CA Besançon, ch. corr., 22 mai 1990, n° 385

BESANÇON

Arrêt

Confirmation

COMPOSITION DE LA JURIDICTION

Président :

M. Defer

Conseillers :

MM. Waultier, Bougon

Avocats :

Mes Buliard, Saiah, Belzung.

CA Besançon n° 385

22 mai 1990

LA COUR,

Par déclarations des 24 et 26 janvier 1990, Mario Pereira, partie civile, Gérard S, prévenu puis le Ministère public ont interjeté appel du jugement rendu le 19 janvier 1990 par le Tribunal correctionnel de Belfort qui :

Sur l'action publique

- a déclaré Gérard S coupable de tromperie, l'a condamné è la peine de 20 000 F d'amende et a ordonné la publication de la décision dans les journaux l'Est Républicain et le Pays de Franche- Comté ;

Sur l'action civile

- a alloué à Mario Pereira les sommes de 15 784,87 F à titre de dommages et intérêts et de 870 F au titre des frais irrépétibles et à l'Union Fédérale des Consommateurs les sommes de 1 F à titre de dommages et intérêts et de 870 F au titre des frais irrépétibles.

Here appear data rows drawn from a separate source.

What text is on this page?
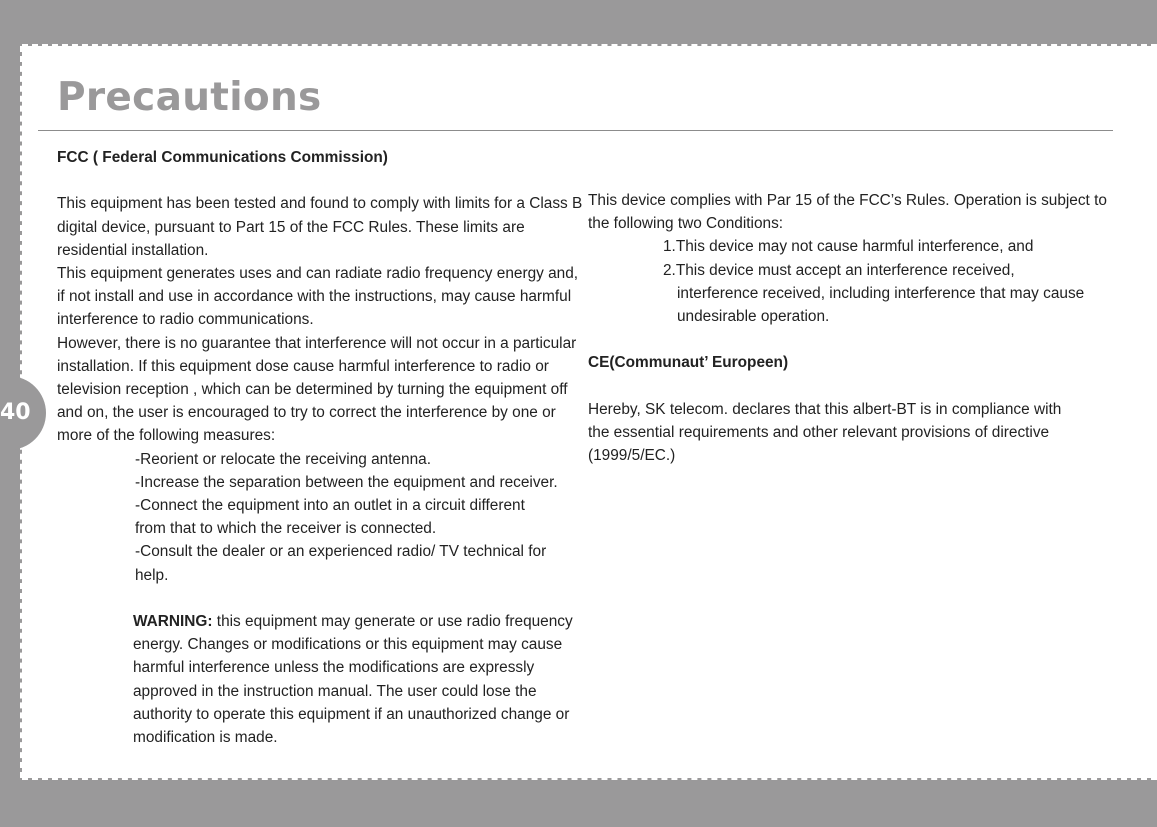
40
Precautions

FCC ( Federal Communications Commission)

This equipment has been tested and found to comply with limits for a Class B digital device, pursuant to Part 15 of the FCC Rules. These limits are residential installation.

This equipment generates uses and can radiate radio frequency energy and, if not install and use in accordance with the instructions, may cause harmful interference to radio communications.

However, there is no guarantee that interference will not occur in a particular installation. If this equipment dose cause harmful interference to radio or television reception , which can be determined by turning the equipment off and on, the user is encouraged to try to correct the interference by one or more of the following measures:

-Reorient or relocate the receiving antenna.
-Increase the separation between the equipment and receiver.
-Connect the equipment into an outlet in a circuit different from that to which the receiver is connected.
-Consult the dealer or an experienced radio/ TV technical for help.
WARNING: this equipment may generate or use radio frequency energy. Changes or modifications or this equipment may cause harmful interference unless the modifications are expressly approved in the instruction manual. The user could lose the authority to operate this equipment if an unauthorized change or modification is made.

This device complies with Par 15 of the FCC’s Rules. Operation is subject to the following two Conditions:

1.This device may not cause harmful interference, and
2.This device must accept an interference received, interference received, including interference that may cause undesirable operation.

CE(Communaut’ Europeen)

Hereby, SK telecom. declares that this albert-BT is in compliance with the essential requirements and other relevant provisions of directive (1999/5/EC.)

La cause a été appelée à l'audience publique du vingt-quatre avril mille neuf cent quatre-vingt-dix,

Les appels sont réguliers.

Mario Pereira sollicite la réformation de la décision sur l'action civile, l'allocation de la somme de 62 316,41 F en réparation du préjudice subi et la somme de 3 000 F au titre des frais irrépétibles.

Gérard S sollicite au principal sa relaxe et subsidiairement l'organisation d'une expertise technique contradictoire.

Le Ministère public requiert la confirmation de la décision.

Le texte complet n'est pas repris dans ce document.